I am intrigued by the blend of a dryad and Confederate soldiers. That alone snares me.
Hooked by the great juxtaposition. Although the sentence could use tightening. I'd keep reading.
Author here. Thanks for all the comments! I know it's passive voice, but hadn't found a better way to word it without ruining the flow of the rest of the paragraph. (that and passive voice doesn't bother me as much as it should--I think it comes from reading too much Tolkien)Many thanks to all of you who said the concept sounds interesting. I started out writing straight historical romance, and the stories just weren't working. So I fell back on my other favorite genre, threw in a whole bunch of fantasy elements, and things started to gel a lot better. That's actually what I was trying to get a feel for, whether or not I should keep pushing this way or not. So, thanks for the encouragement!(And loads o' thanks to authoress for doing this in the first place!)
Wait, what? Can you do that? Put dryads and Confederates together? I'm not sure if my mind can allow this. If I kept reading, you'd be on probation.
To lose the passive: The dryad warned Travis the Confederate soldiers were already on his side of the Chickhominy.Good concept...very interesting.

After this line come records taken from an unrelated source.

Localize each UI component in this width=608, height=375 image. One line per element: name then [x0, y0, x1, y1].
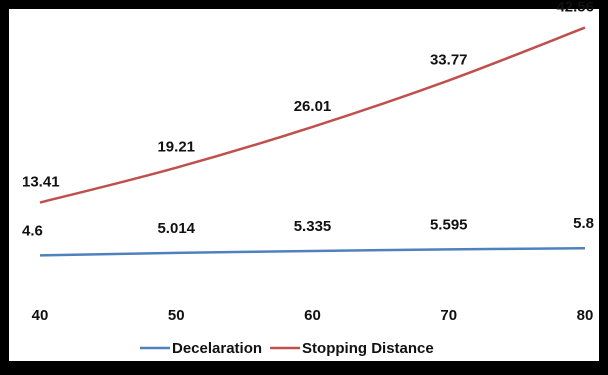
data-label-decelaration-80: 5.8	[573, 215, 594, 232]
legend-item-stopping-distance: Stopping Distance	[270, 340, 434, 357]
data-labels: 4.6 5.014 5.335 5.595 5.8 13.41 19.21 26.01 33.7…	[22, 0, 594, 239]
data-label-stopping-distance-70: 33.77	[430, 51, 468, 68]
legend-item-decelaration: Decelaration	[140, 340, 262, 357]
data-label-decelaration-50: 5.014	[157, 220, 195, 237]
series-line-stopping-distance	[39, 26, 586, 204]
legend-label-decelaration: Decelaration	[172, 340, 262, 357]
legend-label-stopping-distance: Stopping Distance	[302, 340, 434, 357]
x-axis-tick-labels: 40 50 60 70 80	[32, 307, 594, 324]
series-line-decelaration	[39, 246, 586, 257]
x-tick-label-60: 60	[304, 307, 321, 324]
data-label-stopping-distance-40: 13.41	[22, 174, 60, 191]
x-tick-label-70: 70	[440, 307, 457, 324]
legend: Decelaration Stopping Distance	[140, 340, 434, 357]
series-lines	[39, 26, 586, 257]
x-tick-label-50: 50	[168, 307, 185, 324]
x-tick-label-40: 40	[32, 307, 49, 324]
data-label-decelaration-60: 5.335	[294, 218, 332, 235]
data-label-stopping-distance-80: 42.56	[556, 0, 594, 16]
data-label-stopping-distance-50: 19.21	[157, 139, 195, 156]
data-label-decelaration-40: 4.6	[22, 222, 43, 239]
x-tick-label-80: 80	[577, 307, 594, 324]
data-label-decelaration-70: 5.595	[430, 216, 468, 233]
data-label-stopping-distance-60: 26.01	[294, 98, 332, 115]
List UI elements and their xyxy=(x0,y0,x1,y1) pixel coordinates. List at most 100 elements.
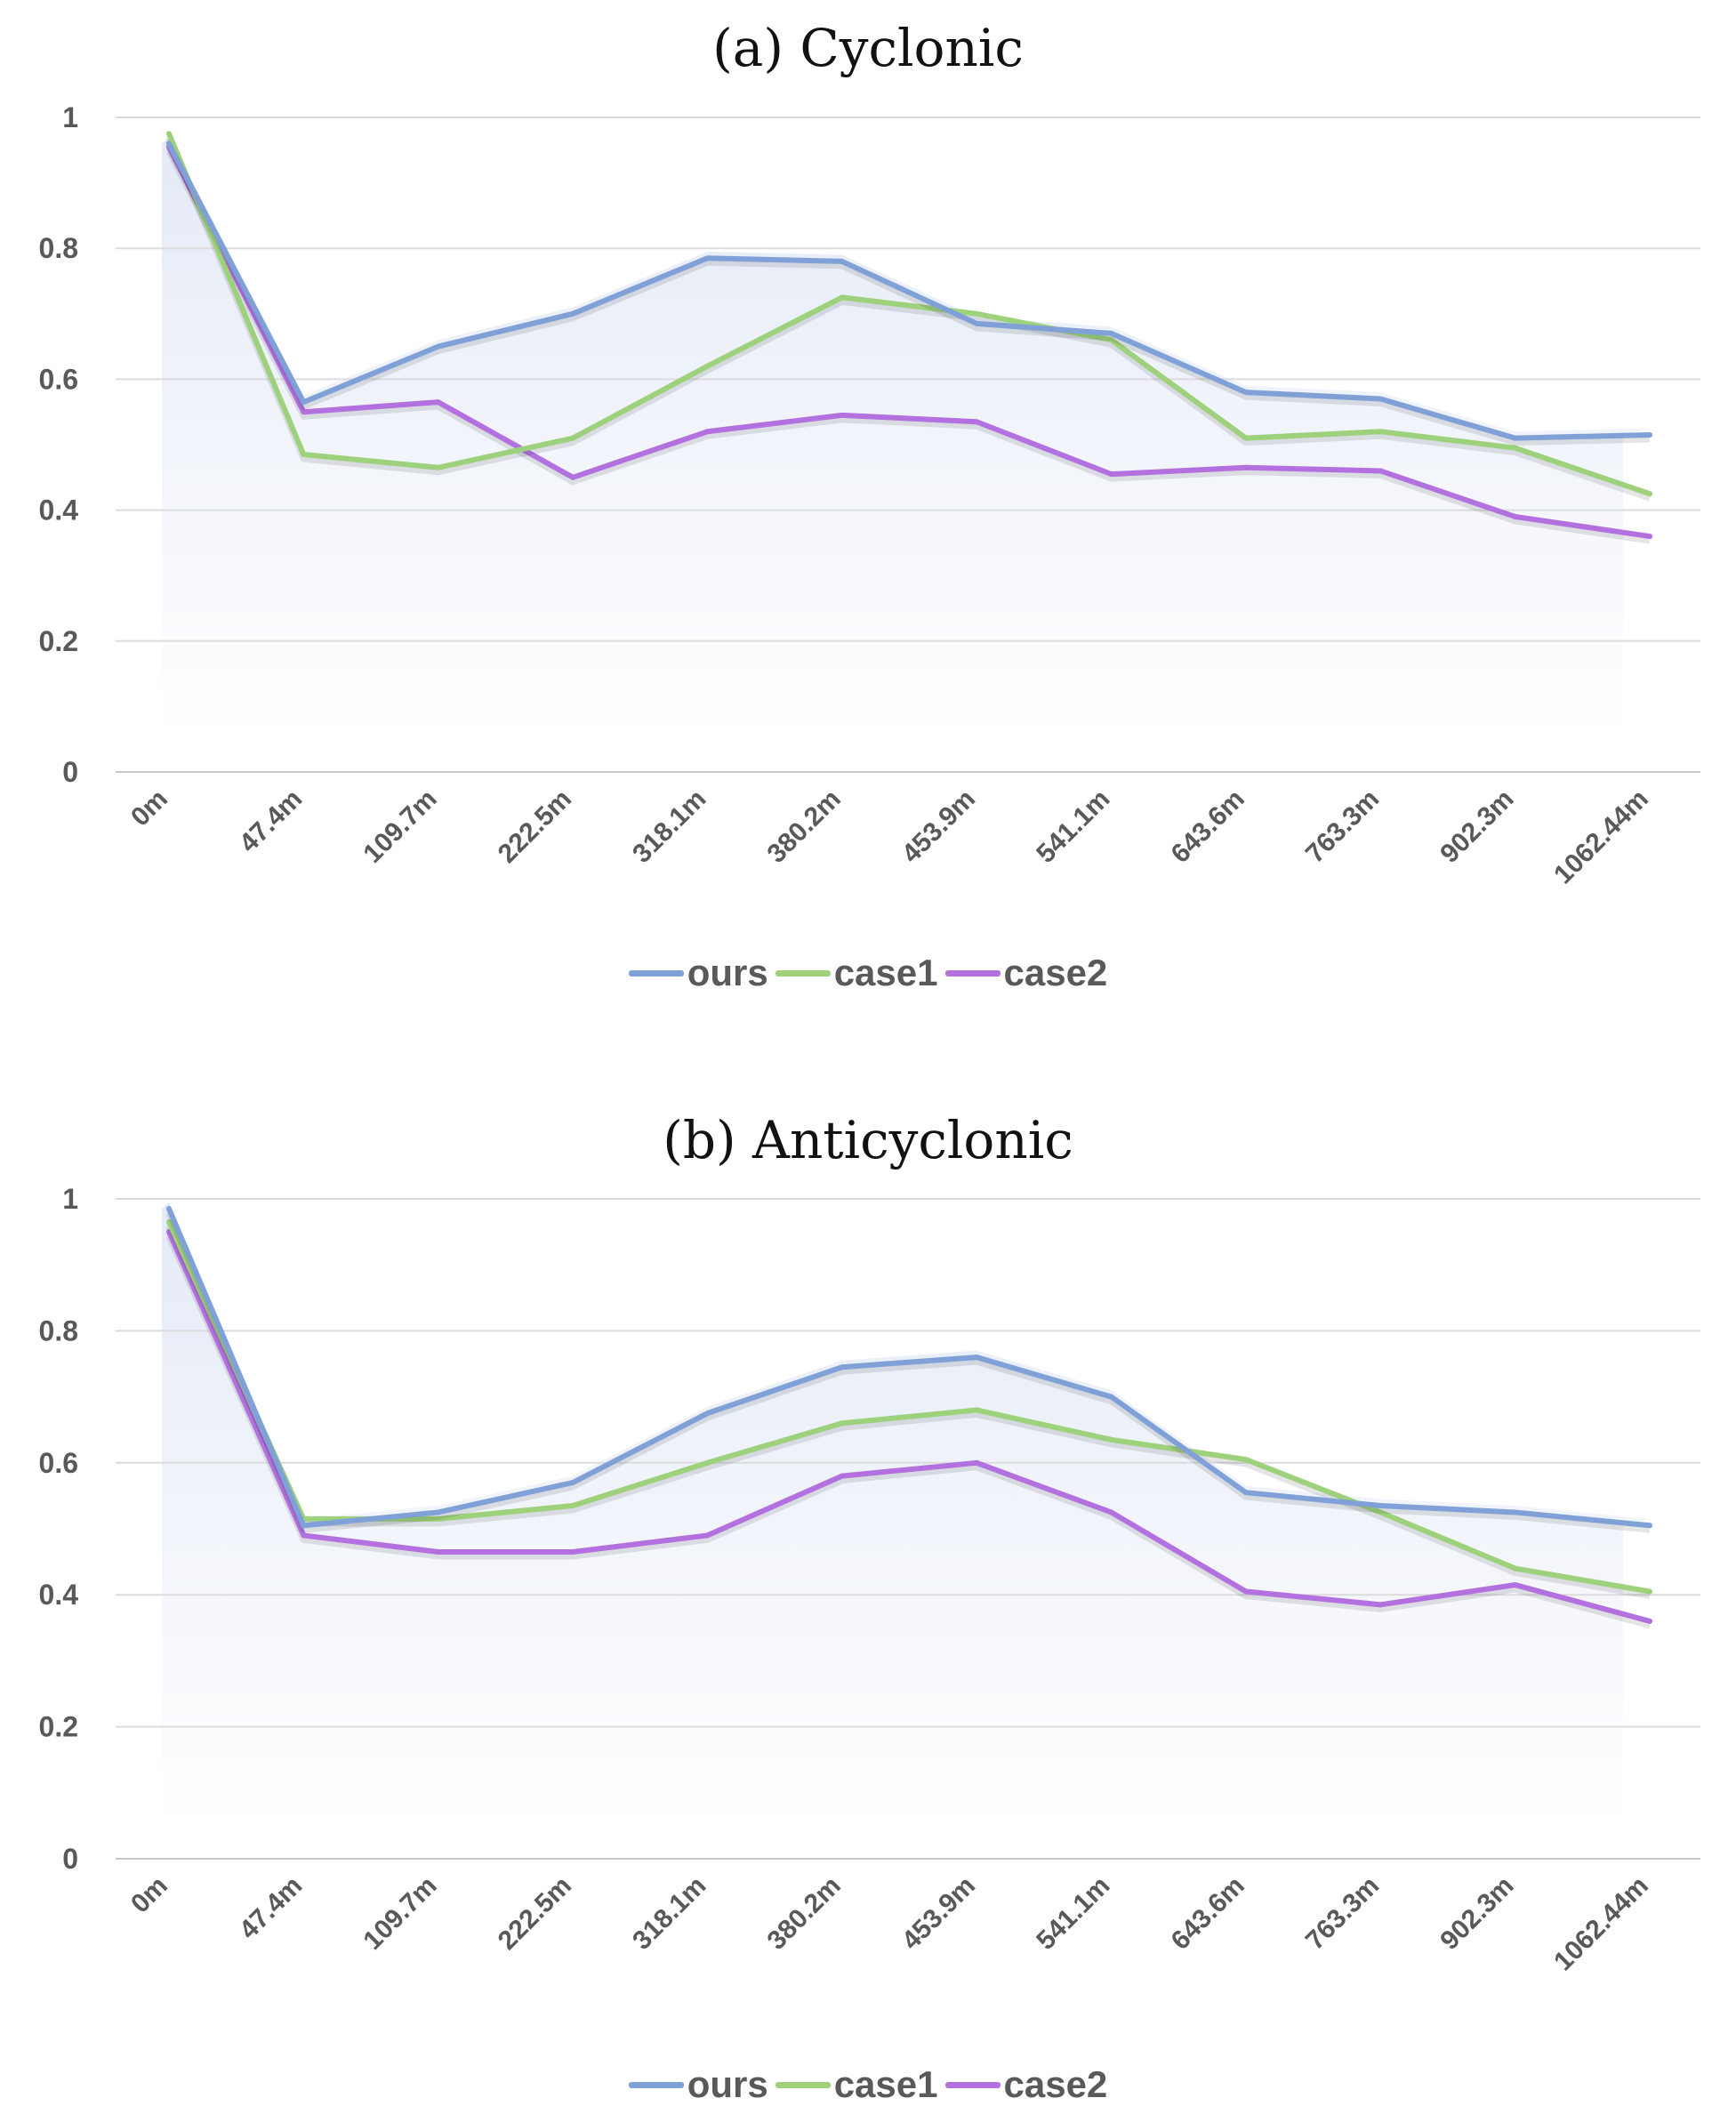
data-point-case2 xyxy=(974,1459,980,1466)
x-tick-label: 453.9m xyxy=(896,1871,981,1956)
x-tick-label: 109.7m xyxy=(358,1871,442,1956)
data-point-case1 xyxy=(839,1420,845,1427)
series-line-shadow-case2 xyxy=(165,1234,1651,1629)
x-tick-label: 453.9m xyxy=(896,784,981,869)
x-tick-label: 643.6m xyxy=(1166,1871,1250,1956)
y-tick-label: 0.2 xyxy=(39,625,78,657)
data-point-case1 xyxy=(839,294,845,301)
data-point-case2 xyxy=(1512,513,1518,519)
legend-label-ours: ours xyxy=(687,2063,768,2105)
data-point-ours xyxy=(1647,431,1652,438)
data-point-case2 xyxy=(1242,464,1249,470)
x-tick-label: 318.1m xyxy=(627,784,711,869)
data-point-case2 xyxy=(301,409,307,415)
y-tick-label: 0.8 xyxy=(39,232,78,264)
legend-item-case2: case2 xyxy=(944,952,1108,994)
x-tick-label: 541.1m xyxy=(1031,784,1115,869)
legend-item-case2: case2 xyxy=(944,2063,1108,2106)
data-point-case2 xyxy=(435,1548,441,1555)
data-point-case2 xyxy=(1512,1582,1518,1588)
y-tick-label: 0.6 xyxy=(39,1447,78,1479)
data-point-ours xyxy=(1108,1394,1114,1400)
data-point-case1 xyxy=(570,435,576,441)
data-point-case2 xyxy=(570,1548,576,1555)
series-line-shadow-case1 xyxy=(165,137,1652,502)
x-tick-label: 222.5m xyxy=(493,784,577,869)
data-point-case2 xyxy=(1647,1618,1652,1624)
x-tick-label: 380.2m xyxy=(761,1871,846,1956)
data-point-case1 xyxy=(1647,1588,1652,1595)
x-tick-label: 47.4m xyxy=(234,1871,308,1945)
data-point-ours xyxy=(839,1364,845,1371)
data-point-case2 xyxy=(301,1532,307,1539)
data-point-ours xyxy=(1512,1509,1518,1515)
data-point-case1 xyxy=(704,1459,711,1466)
series-line-ours xyxy=(166,1206,1652,1529)
x-tick-label: 902.3m xyxy=(1435,784,1519,869)
chart-plot-cyclonic: 0 0.2 0.4 0.6 0.8 1 0m 47.4m 109.7m 222.5m 318.1m 3… xyxy=(39,101,1700,889)
legend-swatch-ours xyxy=(628,969,684,977)
chart-plot-anticyclonic: 0 0.2 0.4 0.6 0.8 1 0m 47.4m 109.7m 222.5m 318.1m 3… xyxy=(39,1183,1700,1977)
data-point-ours xyxy=(301,399,307,406)
legend-swatch-case2 xyxy=(944,969,1001,977)
legend-label-case2: case2 xyxy=(1003,2063,1108,2105)
legend-swatch-case1 xyxy=(775,969,831,977)
y-tick-label: 0.4 xyxy=(39,1579,79,1611)
y-tick-label: 0.4 xyxy=(39,494,79,526)
legend-swatch-case1 xyxy=(775,2081,831,2088)
data-point-ours xyxy=(1378,1503,1384,1509)
x-tick-label: 902.3m xyxy=(1435,1871,1519,1956)
data-point-case1 xyxy=(1378,1509,1384,1515)
series-line-shadow-case1 xyxy=(165,1225,1651,1599)
x-tick-label: 763.3m xyxy=(1300,784,1385,869)
data-point-case1 xyxy=(435,1515,441,1522)
series-line-case2 xyxy=(166,1229,1652,1624)
x-tick-label: 109.7m xyxy=(358,784,442,869)
background-area xyxy=(162,137,1650,736)
data-point-case1 xyxy=(166,1218,172,1225)
data-point-case1 xyxy=(1108,1436,1114,1443)
series-line-case2 xyxy=(166,144,1652,540)
data-point-case1 xyxy=(704,363,711,369)
data-point-case1 xyxy=(974,1407,980,1413)
data-point-case1 xyxy=(1512,445,1518,451)
series-line-ours xyxy=(166,141,1652,441)
data-point-ours xyxy=(570,310,576,317)
data-point-case2 xyxy=(1647,534,1652,540)
x-tick-label: 222.5m xyxy=(493,1871,577,1956)
data-point-case1 xyxy=(1647,491,1652,497)
data-point-ours xyxy=(301,1523,307,1529)
data-point-case2 xyxy=(839,1473,845,1479)
data-point-ours xyxy=(704,1411,711,1417)
y-tick-label: 0 xyxy=(62,756,78,788)
legend-item-ours: ours xyxy=(628,2063,768,2106)
data-point-case1 xyxy=(1378,429,1384,435)
legend-label-case1: case1 xyxy=(833,952,938,993)
data-point-case1 xyxy=(570,1503,576,1509)
legend-item-ours: ours xyxy=(628,952,768,994)
data-point-ours xyxy=(1242,390,1249,396)
series-line-shadow-ours xyxy=(165,146,1651,446)
legend-item-case1: case1 xyxy=(775,2063,938,2106)
chart-legend: ours case1 case2 xyxy=(0,2063,1736,2106)
data-point-ours xyxy=(839,258,845,264)
legend-item-case1: case1 xyxy=(775,952,938,994)
x-tick-label: 1062.44m xyxy=(1548,1871,1654,1977)
data-point-ours xyxy=(704,255,711,261)
data-point-case2 xyxy=(839,412,845,418)
data-point-ours xyxy=(974,320,980,326)
chart-panel-anticyclonic: (b) Anticyclonic 0 0.2 0.4 0.6 0.8 1 0m 47.4m 10… xyxy=(0,1085,1736,2105)
legend-label-case2: case2 xyxy=(1003,952,1108,993)
legend-swatch-ours xyxy=(628,2081,684,2088)
series-line-case1 xyxy=(166,1218,1652,1595)
chart-title: (b) Anticyclonic xyxy=(663,1110,1073,1170)
data-point-ours xyxy=(1242,1490,1249,1496)
series-line-shadow-ours xyxy=(165,1211,1651,1533)
y-tick-label: 1 xyxy=(62,101,78,133)
chart-title: (a) Cyclonic xyxy=(712,18,1024,78)
x-tick-label: 0m xyxy=(125,1871,173,1919)
chart-panel-cyclonic: (a) Cyclonic 0 0.2 0.4 0.6 0.8 1 0m 47.4m 109.7m… xyxy=(0,0,1736,1041)
data-point-ours xyxy=(1108,330,1114,336)
data-point-case1 xyxy=(1242,1457,1249,1463)
data-point-case1 xyxy=(301,452,307,458)
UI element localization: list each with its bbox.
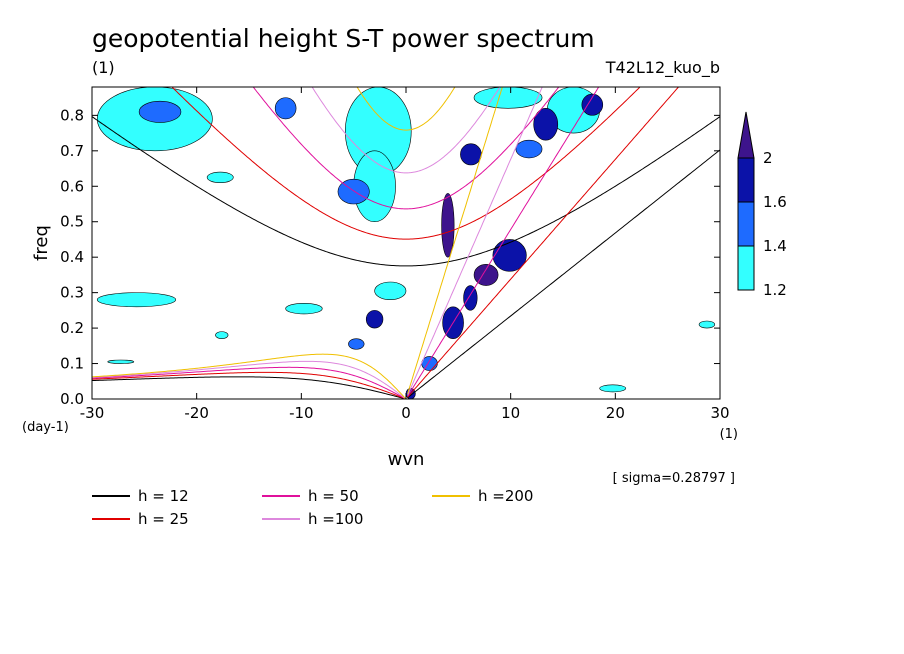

Sorry, but I'd pass as well, and not based on content which, I too, find interesting. Starting a book with "It was the dryad who" conveys a sense that there had been some question as to who had actually informed him. You know, who told him" It was the dryad. Short of a situation like that, I'd like a cleaner sentence structure, as well as some idea within the sentence as to how travis felt about it. Something like "Thank God the dryad had warned Travis Confederate soldiers had crossed the Chichominy."That way, you already start to get some sense of who he is to go along with the situation itself.Fred
I echo Peter's elimination of the passive.